Par courrier du 6 novembre 2019, Monsieur [G] [K] a saisi la CPCAM des Bouches-du-Rhône d'une demande de reconnaissance de la faute inexcusable de la société ARCELORMITTAL MEDITERRANEE. Un procès-verbal de non-conciliation a été dressé par la caisse le 31 janvier 2020.
Par requête expédiée le 10 juin 2020, Monsieur [G] [K] a saisi le tribunal judiciaire de Marseille, spécialement désigné en application de l'article L. 211-16 du code de l'organisation judiciaire, aux fins de faire reconnaître la faute inexcusable de son employeur, la société ARCELORMITTAL MEDITERRANEE, dans la survenance de l'accident du travail du 27 octobre 2018 dont il a été victime.
Après une phase de mise en état de l'affaire, les parties ont été convoquées à une audience de plaidoirie du 26 octobre 2023.

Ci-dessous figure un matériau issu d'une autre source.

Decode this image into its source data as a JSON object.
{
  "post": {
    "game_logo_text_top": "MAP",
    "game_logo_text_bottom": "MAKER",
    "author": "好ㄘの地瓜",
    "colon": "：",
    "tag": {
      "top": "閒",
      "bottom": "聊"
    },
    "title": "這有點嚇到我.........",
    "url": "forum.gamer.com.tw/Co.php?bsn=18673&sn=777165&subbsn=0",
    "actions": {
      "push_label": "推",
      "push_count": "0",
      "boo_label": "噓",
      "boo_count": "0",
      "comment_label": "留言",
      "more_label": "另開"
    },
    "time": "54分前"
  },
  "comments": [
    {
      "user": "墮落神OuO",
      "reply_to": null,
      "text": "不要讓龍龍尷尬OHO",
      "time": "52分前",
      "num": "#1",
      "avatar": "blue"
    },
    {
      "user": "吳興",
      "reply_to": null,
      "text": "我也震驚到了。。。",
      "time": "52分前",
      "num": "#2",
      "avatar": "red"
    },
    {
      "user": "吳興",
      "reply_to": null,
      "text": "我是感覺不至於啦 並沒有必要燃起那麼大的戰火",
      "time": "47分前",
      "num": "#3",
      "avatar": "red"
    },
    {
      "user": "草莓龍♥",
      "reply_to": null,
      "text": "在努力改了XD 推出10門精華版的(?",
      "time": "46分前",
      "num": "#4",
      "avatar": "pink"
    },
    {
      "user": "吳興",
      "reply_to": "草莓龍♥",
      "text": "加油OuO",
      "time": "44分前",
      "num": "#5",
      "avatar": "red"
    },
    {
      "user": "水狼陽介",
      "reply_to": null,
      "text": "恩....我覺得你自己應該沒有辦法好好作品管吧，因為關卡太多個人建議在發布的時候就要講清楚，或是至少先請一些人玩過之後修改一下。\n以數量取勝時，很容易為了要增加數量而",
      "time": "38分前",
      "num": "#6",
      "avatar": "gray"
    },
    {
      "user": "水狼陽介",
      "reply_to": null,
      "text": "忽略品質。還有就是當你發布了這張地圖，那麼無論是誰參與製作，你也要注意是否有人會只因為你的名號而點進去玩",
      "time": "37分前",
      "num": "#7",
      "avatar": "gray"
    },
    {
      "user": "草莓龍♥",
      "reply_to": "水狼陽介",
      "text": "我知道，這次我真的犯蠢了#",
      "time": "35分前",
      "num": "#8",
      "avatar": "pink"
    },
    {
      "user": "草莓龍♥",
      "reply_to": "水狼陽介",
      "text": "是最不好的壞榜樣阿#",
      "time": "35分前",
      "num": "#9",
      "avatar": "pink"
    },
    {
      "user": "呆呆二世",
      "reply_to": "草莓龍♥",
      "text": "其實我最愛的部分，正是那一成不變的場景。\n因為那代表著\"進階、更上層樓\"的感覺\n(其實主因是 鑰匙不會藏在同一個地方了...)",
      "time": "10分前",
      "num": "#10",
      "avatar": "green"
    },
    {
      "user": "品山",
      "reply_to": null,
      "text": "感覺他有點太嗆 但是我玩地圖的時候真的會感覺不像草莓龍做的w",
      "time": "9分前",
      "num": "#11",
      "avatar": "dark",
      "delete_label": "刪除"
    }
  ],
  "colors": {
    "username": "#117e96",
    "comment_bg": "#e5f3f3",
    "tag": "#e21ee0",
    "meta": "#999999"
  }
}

Monsieur [G] [K], représenté par son conseil qui reprend oralement ses dernières conclusions, demande au tribunal, de : déclarer sa requête recevable ; constater que la société ARCELORMITTAL MEDITERRANEE a commis une faute inexcusable à l'origine de ses préjudices ; faire droit à sa demande d'expertise avec la mission habituelle en la matière - telle que détaillée aux termes de ses conclusions écrites auxquelles il convient de se reporter pour un plus ample exposé ;laisser à la charge de la CPCAM des Bouches-du-Rhône les frais et honoraires du médecin expert ;lui allouer la somme de 7.000 euros à titre provisionnel ; lui allouer la somme de 1.200 euros au titre des frais de justice ; condamner la CPCAM des Bouches-du-Rhône à supporter les dépens. Au soutien de ses demandes, Monsieur [G] [K] rappelle le déroulement des faits, à savoir que, le jour de l'accident, il effectuait une opération de débourrage de la cisaille de rive lorsque le verrouillage de sécurité a cédé. Il soutient que son employeur a commis une faute inexcusable dès lors qu'il était conscient du danger auquel il l'exposait et n'a pas pris les mesures nécessaires pour préserver sa sécurité. Il se fonde principalement sur l'absence d'information sur l'utilisation de la machine délivrée par son employeur.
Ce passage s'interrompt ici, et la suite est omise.